Infine, i giudici hanno chiarito che, pur trattandosi di opere anteriori al 1967, la loro ubicazione all’interno del centro abitato le rendeva comunque soggette a licenza edilizia, come previsto dall’art. 31 della Legge urbanistica del 1942.
Conclusioni operative
Con la sentenza n. 7486/2025, il Consiglio di Stato ha accolto l’appello dell’amministrazione e confermato la legittimità del diniego di sanatoria, ribadendo principi fondamentali per chi opera nel settore edilizio:
- le verande chiuse determinano un aumento di volume e richiedono permesso di costruire;
- la pertinenza urbanistica è configurabile solo per opere prive di autonomia e senza impatto sul carico urbanistico;
- le opere realizzate prima del 1967, se interne ai centri abitati, erano comunque soggette a licenza edilizia;
- atti notarili, planimetrie catastali o SCIA non provano né sanano la legittimità dell’opera;
- la natura “minore” dell’intervento non esclude l’obbligo del titolo edilizio se l’opera incide su volume, sagoma o destinazione d’uso.
La decisione conferma un principio ormai consolidato: la nozione di pertinenza non può essere utilizzata come scorciatoia per eludere i controlli urbanistici.
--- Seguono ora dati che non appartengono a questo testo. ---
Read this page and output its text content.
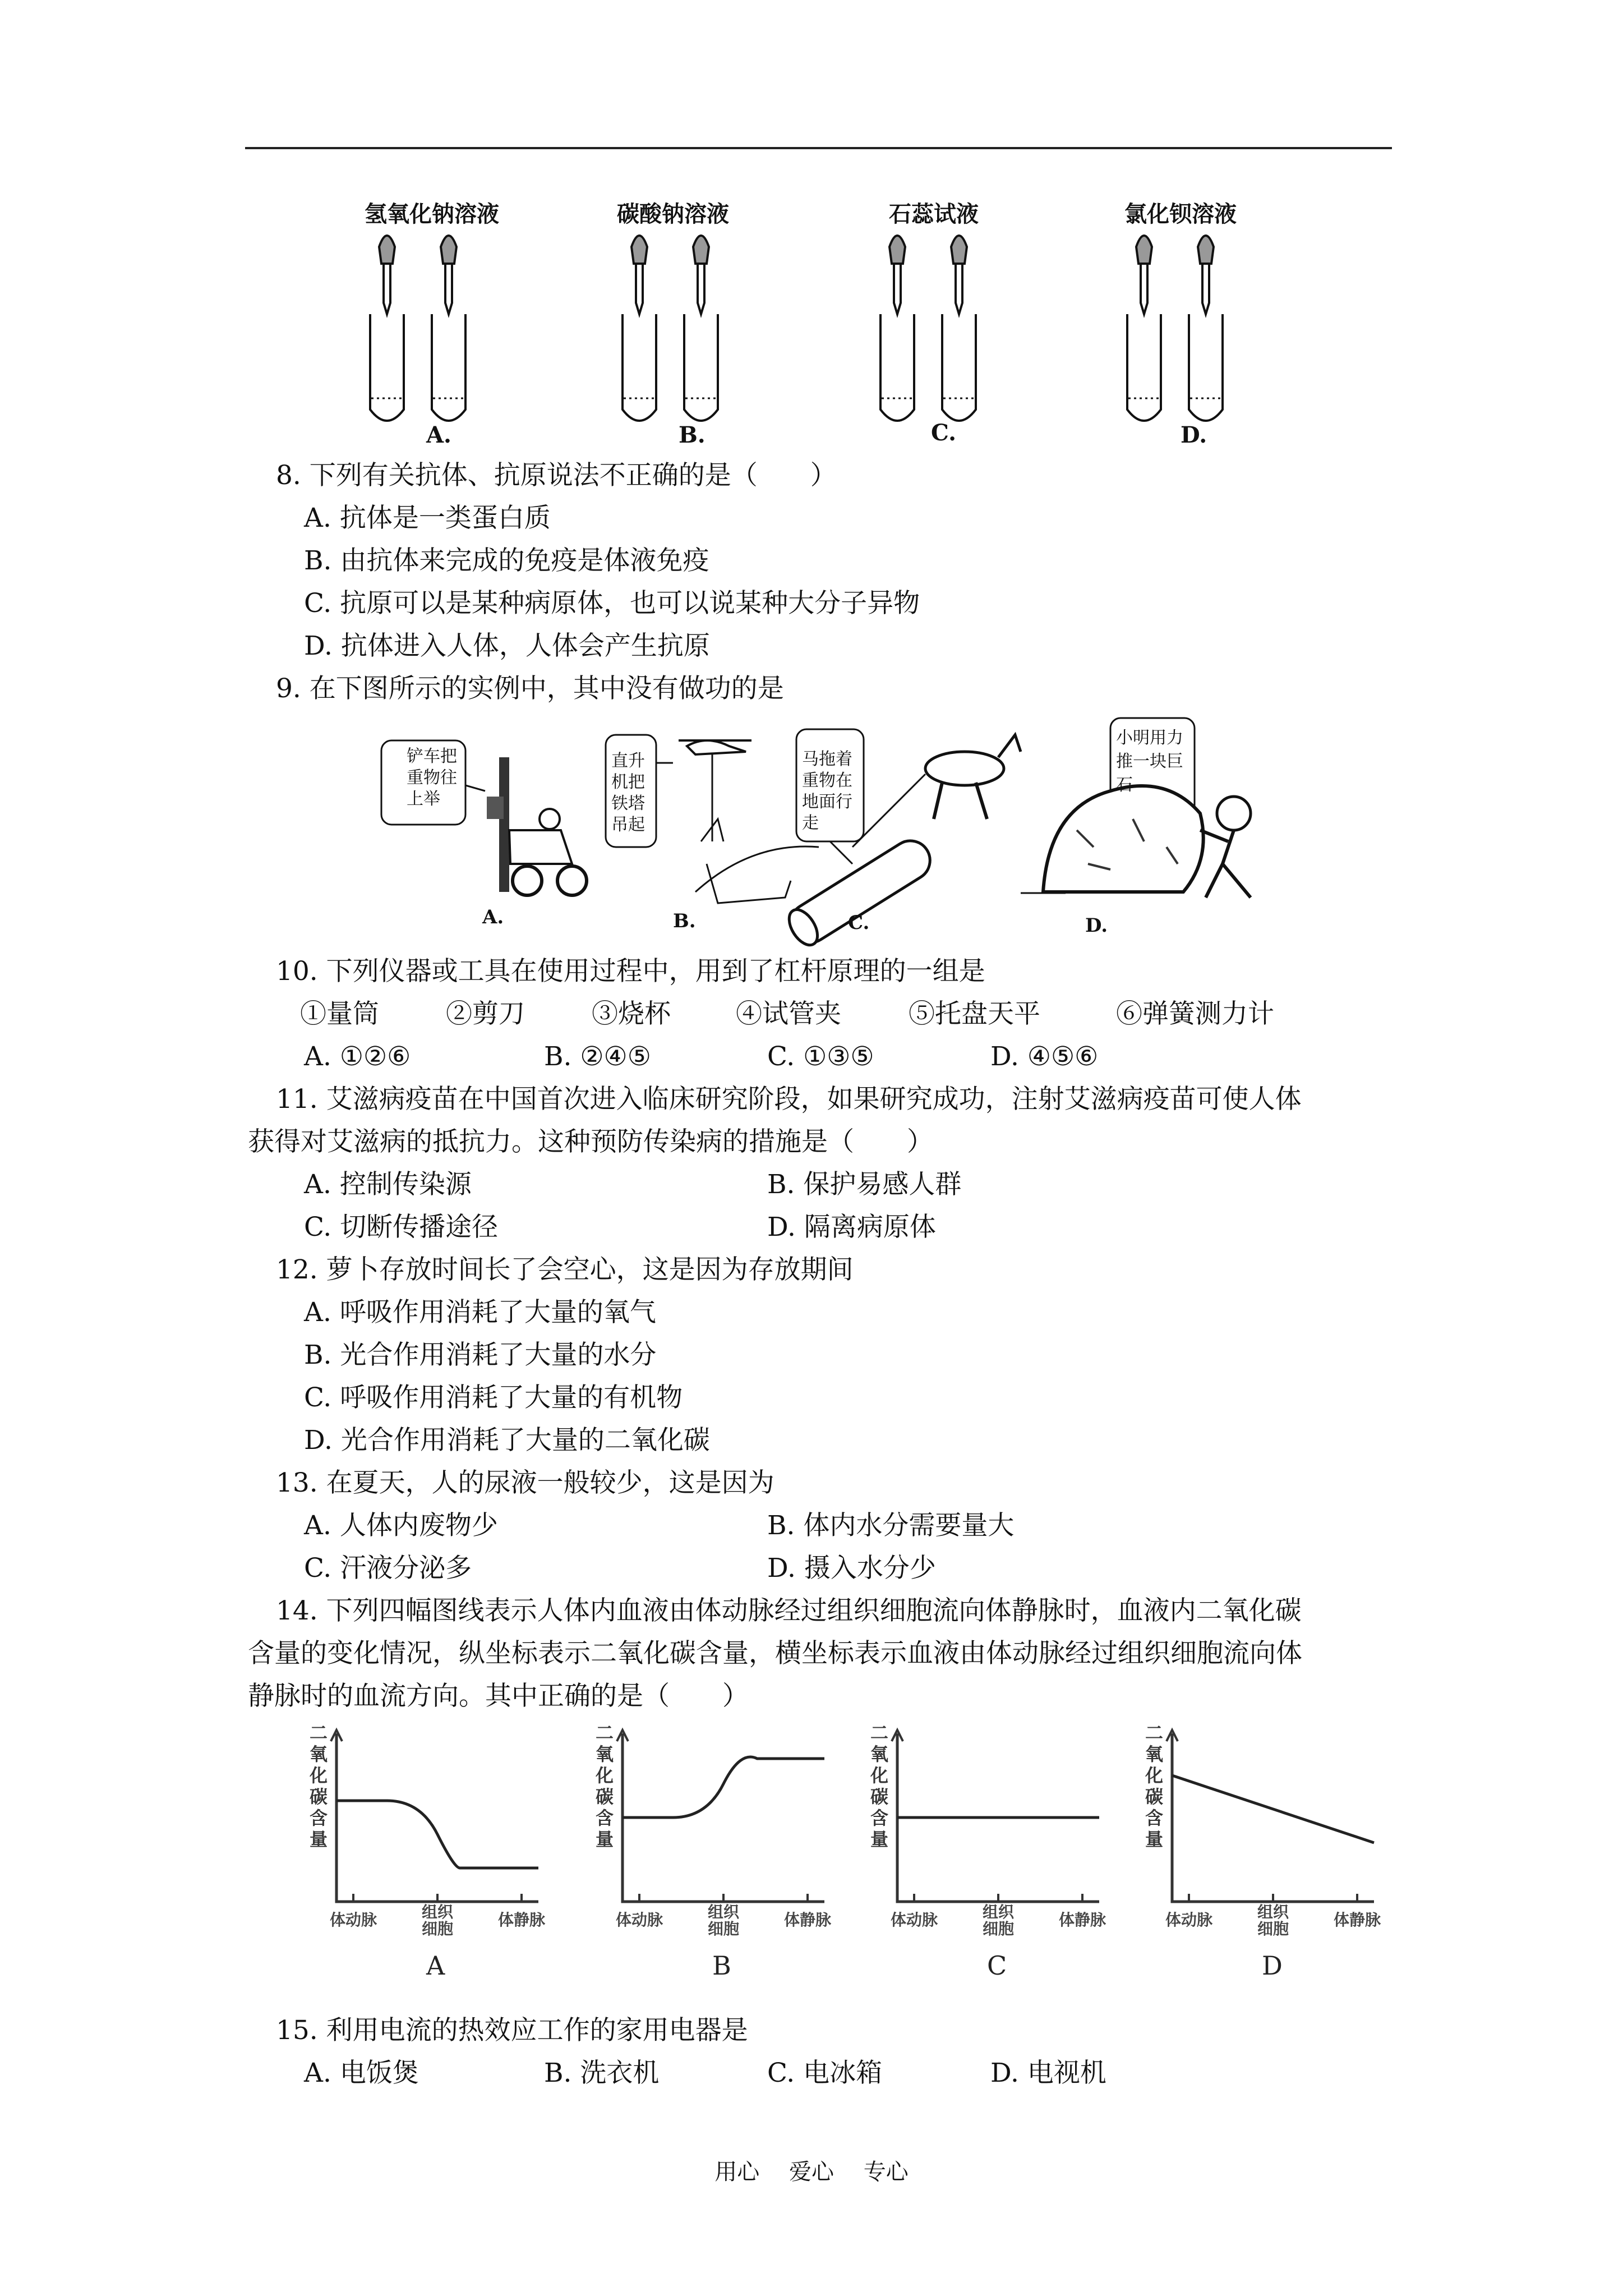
氢氧化钠溶液	碳酸钠溶液	石蕊试液	氯化钡溶液
A.	B.	C.	D.
8. 下列有关抗体、抗原说法不正确的是（　　）
A. 抗体是一类蛋白质
B. 由抗体来完成的免疫是体液免疫
C. 抗原可以是某种病原体，也可以说某种大分子异物
D. 抗体进入人体，人体会产生抗原
9. 在下图所示的实例中，其中没有做功的是
铲车把重物往上举
直升机把铁塔吊起
马拖着重物在地面行走
小明用力推一块巨石
A.	B.	C.	D.
10. 下列仪器或工具在使用过程中，用到了杠杆原理的一组是
①量筒	②剪刀	③烧杯 ④试管夹	⑤托盘天平	⑥弹簧测力计
A. ①②⑥	B. ②④⑤	C. ①③⑤	D. ④⑤⑥
11. 艾滋病疫苗在中国首次进入临床研究阶段，如果研究成功，注射艾滋病疫苗可使人体
获得对艾滋病的抵抗力。这种预防传染病的措施是（　　）
A. 控制传染源	B. 保护易感人群
C. 切断传播途径	D. 隔离病原体
12. 萝卜存放时间长了会空心，这是因为存放期间
A. 呼吸作用消耗了大量的氧气
B. 光合作用消耗了大量的水分
C. 呼吸作用消耗了大量的有机物
D. 光合作用消耗了大量的二氧化碳
13. 在夏天，人的尿液一般较少，这是因为
A. 人体内废物少	B. 体内水分需要量大
C. 汗液分泌多	D. 摄入水分少
14. 下列四幅图线表示人体内血液由体动脉经过组织细胞流向体静脉时，血液内二氧化碳
含量的变化情况，纵坐标表示二氧化碳含量，横坐标表示血液由体动脉经过组织细胞流向体
静脉时的血流方向。其中正确的是（　　）
二
氧
化
碳
含
量
体动脉	组织细胞	体静脉
A
二
氧
化
碳
含
量
体动脉	组织细胞	体静脉
B
二
氧
化
碳
含
量
体动脉	组织细胞	体静脉
C
二
氧
化
碳
含
量
体动脉	组织细胞	体静脉
D
15. 利用电流的热效应工作的家用电器是
A. 电饭煲	B. 洗衣机	C. 电冰箱	D. 电视机
用心 爱心 专心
Ogni intervento che modifica la sagoma o crea nuovi spazi utilizzabili comporta un impatto urbanistico e deve essere valutato con il corretto titolo abilitativo.
Per i tecnici, si tratta di un richiamo importante: la qualificazione dell’intervento è il primo passo per garantire la regolarità dell’opera e la tutela del committente.